Hummmm, thinking about the geometry of the two measurements in Livingston, LA and Hanford, WA, the time delay between the two can be anywhere between 0 ms and 10 ms. If the source of the gravitational wave is collinear with Livingston and Hanford, then the time delay would be +10 ms or -10 ms, depending on the direction of the source. But if the source is perpendicular to that line, then the time delay would be 0 ms. This is just using high school geometry.

I'm not sure how or if the LIGO team is getting the directions of the source. But if it's from the time delay and the geometry of the two LIGO detectors, Then they can't say much about the speed of gravitational waves. It seems that we need at least 3 non-coplanar detectors to get information on the speed of gravitational waves.

For example, assume 2 things: 1) source of the gravitational wave is collinear with Livingston and Hanford; 2) speed of gravitational waves is 1.4 c. Then the time delay would be 7 ms, consistent with the LIGO measurement.

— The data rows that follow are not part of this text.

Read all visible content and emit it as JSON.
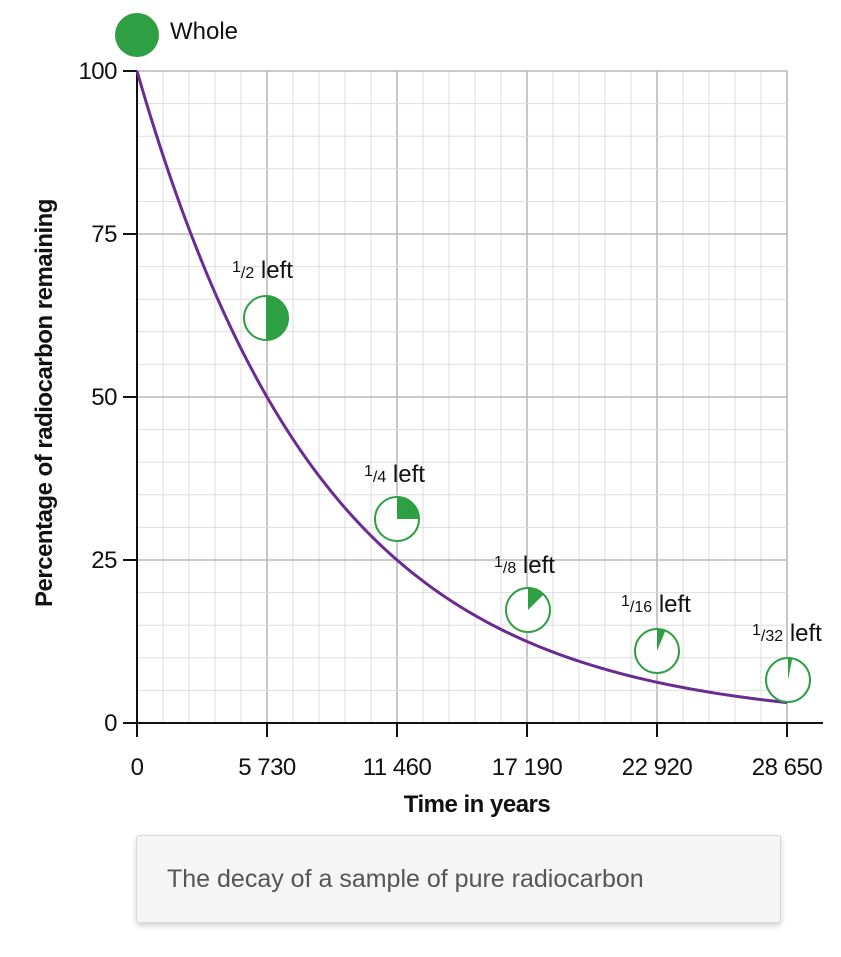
{
  "chart_data": {
    "type": "line",
    "xlabel": "Time in years",
    "ylabel": "Percentage of radiocarbon remaining",
    "xlim": [
      0,
      28650
    ],
    "ylim": [
      0,
      100
    ],
    "x_ticks": [
      "0",
      "5 730",
      "11 460",
      "17 190",
      "22 920",
      "28 650"
    ],
    "y_ticks": [
      "0",
      "25",
      "50",
      "75",
      "100"
    ],
    "half_life_years": 5730,
    "grid": true,
    "series": [
      {
        "x": [
          0,
          5730,
          11460,
          17190,
          22920,
          28650
        ],
        "values": [
          100,
          50,
          25,
          12.5,
          6.25,
          3.125
        ]
      }
    ],
    "line_color": "#6a2c91",
    "annotations": [
      {
        "label_num": "",
        "label_rest": "Whole",
        "fraction": 1.0
      },
      {
        "label_num": "1",
        "label_den": "/2",
        "label_rest": " left",
        "fraction": 0.5
      },
      {
        "label_num": "1",
        "label_den": "/4",
        "label_rest": " left",
        "fraction": 0.25
      },
      {
        "label_num": "1",
        "label_den": "/8",
        "label_rest": " left",
        "fraction": 0.125
      },
      {
        "label_num": "1",
        "label_den": "/16",
        "label_rest": " left",
        "fraction": 0.0625
      },
      {
        "label_num": "1",
        "label_den": "/32",
        "label_rest": " left",
        "fraction": 0.03125
      }
    ],
    "pie_color": "#2ea043"
  },
  "caption": "The decay of a sample of pure radiocarbon"
}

Is there some shape or characteristic of the two temporal waveforms (other than the time delay) that the LIGO team can use to determine the source direction?

Thoughts anyone?
 
  • #197
They can set a hard upper speed limit based on the time delay alone - if the waves would be much faster than the speed of light, there is no way to get the observed delay. Yes, the upper limit is higher than the speed of light, but not so much. In addition, they observed a chirp, so a range of frequencies. That gives a really good upper limit on dispersion. And we know that there can only be one universal speed that would not lead to any dispersion, unless you want to give up Lorentz invariance completely.

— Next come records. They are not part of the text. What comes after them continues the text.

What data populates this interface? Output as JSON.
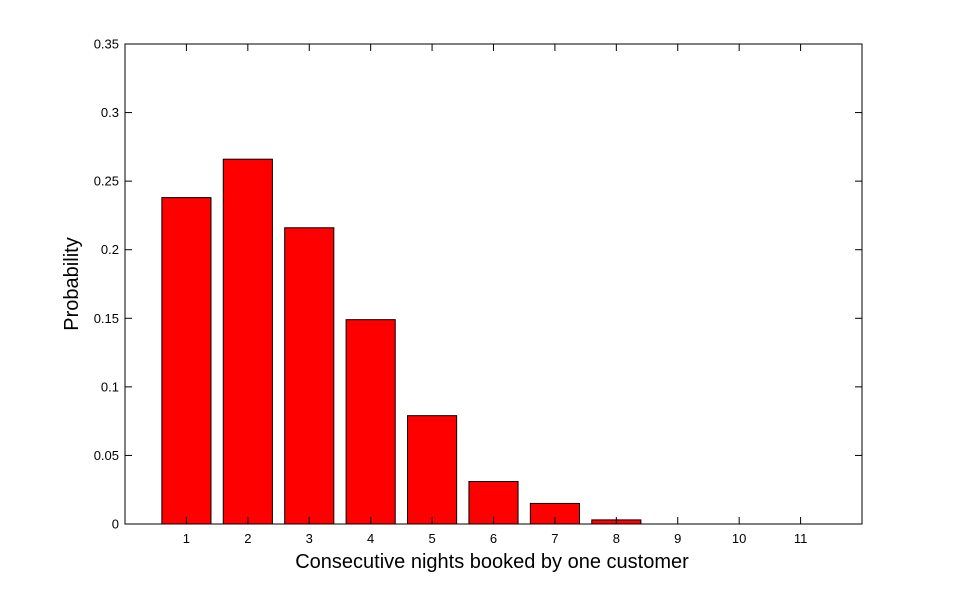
{
  "chart_data": {
    "type": "bar",
    "title": "",
    "xlabel": "Consecutive nights booked by one customer",
    "ylabel": "Probability",
    "categories": [
      "1",
      "2",
      "3",
      "4",
      "5",
      "6",
      "7",
      "8",
      "9",
      "10",
      "11"
    ],
    "values": [
      0.238,
      0.266,
      0.216,
      0.149,
      0.079,
      0.031,
      0.015,
      0.003,
      0,
      0,
      0
    ],
    "xlim": [
      0,
      12
    ],
    "ylim": [
      0,
      0.35
    ],
    "yticks": [
      "0",
      "0.05",
      "0.1",
      "0.15",
      "0.2",
      "0.25",
      "0.3",
      "0.35"
    ],
    "ytick_values": [
      0,
      0.05,
      0.1,
      0.15,
      0.2,
      0.25,
      0.3,
      0.35
    ],
    "grid": false,
    "legend": "none",
    "colors": {
      "bar_fill": "#ff0000",
      "bar_edge": "#000000",
      "axes": "#000000",
      "background": "#ffffff"
    }
  }
}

Adding the relative amplitude (and therefore polarization information) allows to make better estimates, but I didn't study in detail which polarization would appear in which way where.
 
  • #198
S.Daedalus said:
...
And indeed, somebody has already spun that observation into a paper: On constraining the speed of gravitational waves following GW150914. They arrive at a speed for gravitational waves ##\lesssim 1.7 c##, which is actually a better constraint than I would have expected.
Thanks for that. This paper discusses my idea in #196 in much more detail. They consider the minimal value of the time delay within two-sigma deviation from the mean. They get
cgw <= 1.7 c
instead of my rough estimate of cgw <= (c 10 ms)/(7 ms) = 1.429 c.
 
  • #199
Assuming the magnitude of oscillating displacement of matter is proportional to the inverse square of the distance to this 410 megaparsec distant black hole merger, I did a quick back-of-the-envelope estimate of of the amount of stretch (and shrink) we would have experienced, had this merger occurred only 8 kiloparsecs away, at the center of our Milky Way galaxy. The number I came up with is .0026 meters, or about 1/10th of an inch.
 
  • #200
The displacement is proportional to the inverse distance. You would have to be much closer for such a huge amplitude.
The energy density is proportional to the amplitude squared, so this drops with the inverse squared distance.